Verkeer in de Verenigde Staten
Hoe staat het met het wegennet in de Verenigde Staten en moet je tol betalen op de snelwegen? Moet je er links of rechts rijden? Hier vind je handige info over het verkeer in de Verenigde Staten.
Verkeersregels
- Hier worden enkele belangrijke algemene verkeersregels vermeld, waaronder een aantal verkeersregels die afwijken van de Nederlandse.
- Let op: Elke Amerikaanse staat heeft zijn eigen verkeersregels. De hier vermelde algemene verkeersregels, gelden in de meeste staten.
Veilig rijden
Rijden onder invloed
- In alle staten is het maximaal toegestane alcoholgehalte in het bloed 0,8 promille.
- Voor personen jonger dan 21 jaar geldt in alle staten een absoluut alcoholverbod.
- Het is verboden te rijden onder invloed van drugs.
Mobiele telefoon
- In veel staten en ook in diverse steden is het bellen en/of sms'en en appen met een mobiele telefoon (of ander mobiel apparaat) tijdens het rijden verboden. In sommige gevallen is ook handsfree bellen verboden.
- In diverse staten gelden voor jonge of beginnende bestuurders strengere regels, zoals een algeheel verbod op het gebruik van draadloze elektronische communicatieapparatuur.
Basisverkeersregels
- Je moet rechts rijden en links inhalen.
Voorrang
- Een bestuurder die een kruispunt van gelijkwaardige wegen nadert, moet voorrang verlenen aan bestuurders van rechts, tenzij door verkeerstekens anders wordt aangegeven.
- Op kruispunten met op alle wegen het achthoekige stopbord (voorzien van een onderbord met de tekst 4-way of All way) moet iedere bestuurder stoppen. De bestuurders rijden vervolgens weer verder in volgorde van aankomst. Als twee bestuurders op een dergelijk kruispunt min of meer gelijktijdig stoppen, moet aan de bestuurder van rechts voorrang worden verleend. Als twee elkaar tegemoet rijdende bestuurders op een dergelijk kruispunt gelijktijdig stoppen, moet de bestuurder die afslaat, voorrang verlenen aan de bestuurder die rechtdoor rijdt.
- Gewoonlijk moeten bestuurders op een secundaire weg voorrang verlenen aan bestuurders op een hoofdweg, tenzij door verkeerstekens anders wordt aangegeven.

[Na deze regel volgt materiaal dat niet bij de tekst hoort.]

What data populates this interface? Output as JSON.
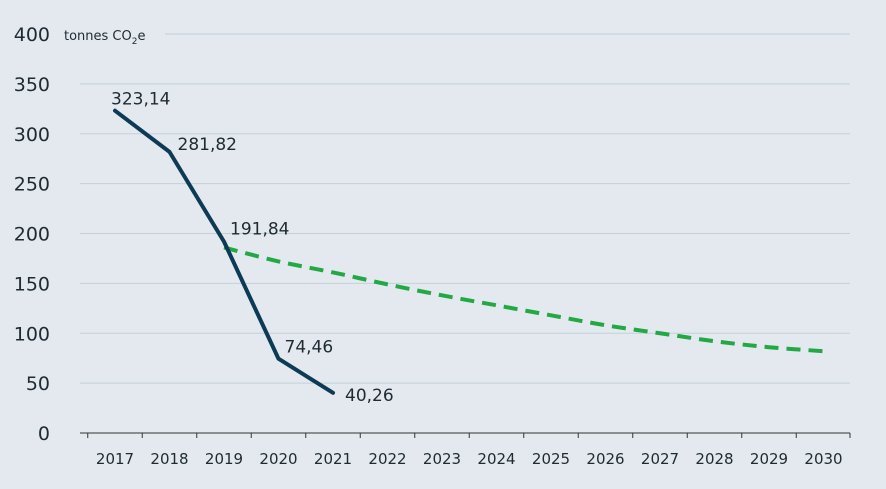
{
  "chart_data": {
    "type": "line",
    "unit_label": {
      "main": "tonnes CO",
      "sub": "2",
      "tail": "e"
    },
    "x": [
      "2017",
      "2018",
      "2019",
      "2020",
      "2021",
      "2022",
      "2023",
      "2024",
      "2025",
      "2026",
      "2027",
      "2028",
      "2029",
      "2030"
    ],
    "ylim": [
      0,
      400
    ],
    "yticks": [
      0,
      50,
      100,
      150,
      200,
      250,
      300,
      350,
      400
    ],
    "grid": true,
    "series": [
      {
        "style": "solid",
        "color": "#0d3a55",
        "x": [
          "2017",
          "2018",
          "2019",
          "2020",
          "2021"
        ],
        "values": [
          323.14,
          281.82,
          191.84,
          74.46,
          40.26
        ],
        "labels": [
          "323,14",
          "281,82",
          "191,84",
          "74,46",
          "40,26"
        ]
      },
      {
        "style": "dashed",
        "color": "#22a845",
        "x": [
          "2019",
          "2020",
          "2021",
          "2022",
          "2023",
          "2024",
          "2025",
          "2026",
          "2027",
          "2028",
          "2029",
          "2030"
        ],
        "values": [
          186,
          172,
          161,
          149,
          138,
          128,
          118,
          108,
          100,
          92,
          86,
          82
        ]
      }
    ]
  }
}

- Let op: Op T-splitsingen moet een bestuurder op de weg die eindigt, gewoonlijk voorrang verlenen aan verkeer op de doorgaande weg.
- Als op een kruispunt twee elkaar tegemoet rijdende bestuurders beiden linksaf willen slaan, moeten zij voor elkaar langs gaan.
- Voetgangers hebben voorrang op oversteekplaatsen, ook als deze niet op de weg zijn gemarkeerd.
Passeren
- Op smalle bergwegen hebben stijgende voertuigen voorrang op dalende voertuigen.
Rotonde
- De voorrangsregels bij een rotonde kunnen per staat verschillen. In veel staten is in de wet vastgelegd dat een bestuurder die een rotonde wil oprijden, voorrang moet verlenen aan bestuurders die al op de rotonde rijden.
Inhalen
- Op snelwegen met twee of meer rijstroken in dezelfde rijrichting is rechts inhalen toegestaan. Houd hier rekening mee bij het wisselen van rijstrook. Het is ook toegestaan links te blijven rijden, tenzij anders wordt aangegeven.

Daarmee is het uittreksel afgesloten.